Here are things that tormented traders and analysts in 2021:
What Your Peers Are Reading
Just Go, Covid
Jim Paulsen, chief market strategist at the Leuthold Group, hopes the omicron variant will prove to be less severe than prior strains. When the global suffering begins to subside, he looks forward to being relieved of a far smaller burden: being an armchair virologist.
“I’ll be super glad when I no longer hold myself out as a virus expert. Which I’ve never been, but I play one on TV,” Paulsen said. “It’s kind of ridiculous to have all these investment types pontificating about the virus. I’ve done it a lot and I’m tired of doing it.”
Megan Horneman, director of portfolio strategy at Verdence Capital Advisors LLC, is ready for lockdown market volatility to be over, particularly in Europe where equity indexes have slumped in countries with strict rules.
And everyone has felt the weight of constantly grappling with the human tragedy.
“We’d love to no longer have to look at statistics like daily death rates and kind of view those as dispassionately as an investment metric,” said Giorgio Caputo, senior portfolio manager at J O Hambro Capital Management.
Beat It, Base Effects
Economic data faced massive “base effects” in 2021, where year-over-year increases for inflation and other metrics appeared large in comparison to the weak prints in 2020, at the beginning of the pandemic.
“2021 was a year of no comparisons. You couldn’t compare the data because of the pandemic and the abnormality of markets,” said Chris Gaffney, president of world markets at TIAA Bank, who is looking forward to leaving base effects behind.

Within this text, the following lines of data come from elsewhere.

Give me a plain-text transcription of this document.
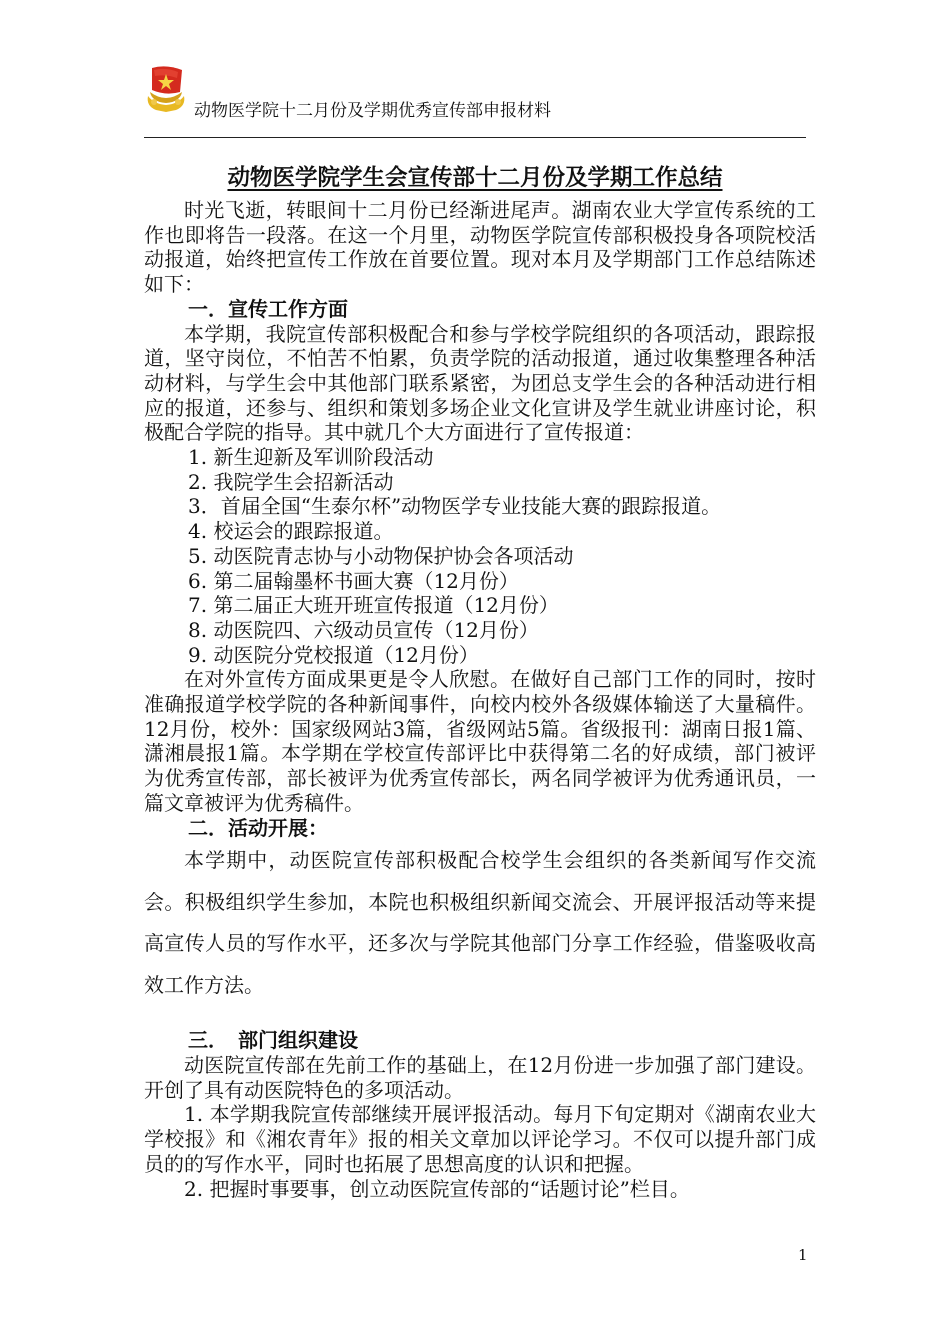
动物医学院十二月份及学期优秀宣传部申报材料
动物医学院学生会宣传部十二月份及学期工作总结

时光飞逝，转眼间十二月份已经渐进尾声。湖南农业大学宣传系统的工作也即将告一段落。在这一个月里，动物医学院宣传部积极投身各项院校活动报道，始终把宣传工作放在首要位置。现对本月及学期部门工作总结陈述如下：

一．宣传工作方面

本学期，我院宣传部积极配合和参与学校学院组织的各项活动，跟踪报道，坚守岗位，不怕苦不怕累，负责学院的活动报道，通过收集整理各种活动材料，与学生会中其他部门联系紧密，为团总支学生会的各种活动进行相应的报道，还参与、组织和策划多场企业文化宣讲及学生就业讲座讨论，积极配合学院的指导。其中就几个大方面进行了宣传报道：

1. 新生迎新及军训阶段活动

2. 我院学生会招新活动

3．首届全国“生泰尔杯”动物医学专业技能大赛的跟踪报道。

4. 校运会的跟踪报道。

5. 动医院青志协与小动物保护协会各项活动

6. 第二届翰墨杯书画大赛（12月份）

7. 第二届正大班开班宣传报道（12月份）

8. 动医院四、六级动员宣传（12月份）

9. 动医院分党校报道（12月份）

在对外宣传方面成果更是令人欣慰。在做好自己部门工作的同时，按时准确报道学校学院的各种新闻事件，向校内校外各级媒体输送了大量稿件。12月份，校外：国家级网站3篇，省级网站5篇。省级报刊：湖南日报1篇、潇湘晨报1篇。本学期在学校宣传部评比中获得第二名的好成绩，部门被评为优秀宣传部，部长被评为优秀宣传部长，两名同学被评为优秀通讯员，一篇文章被评为优秀稿件。

二．活动开展：

本学期中，动医院宣传部积极配合校学生会组织的各类新闻写作交流会。积极组织学生参加，本院也积极组织新闻交流会、开展评报活动等来提高宣传人员的写作水平，还多次与学院其他部门分享工作经验，借鉴吸收高效工作方法。

三．　部门组织建设

动医院宣传部在先前工作的基础上，在12月份进一步加强了部门建设。开创了具有动医院特色的多项活动。

1. 本学期我院宣传部继续开展评报活动。每月下旬定期对《湖南农业大学校报》和《湘农青年》报的相关文章加以评论学习。不仅可以提升部门成员的的写作水平，同时也拓展了思想高度的认识和把握。

2. 把握时事要事，创立动医院宣传部的“话题讨论”栏目。

1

Whether or not inflation will be able to ease in 2022, Wall Street grew weary of hearing it referred to as “transitory.” Officials at S&P 500 companies mentioned the word 334 times this year on investor calls, according to a Bloomberg analysis of the transcripts.
Even Federal Reserve Chair Jerome Powell, who first brought the phrase to prominence, declared in November that it was “probably a good time to retire that word.”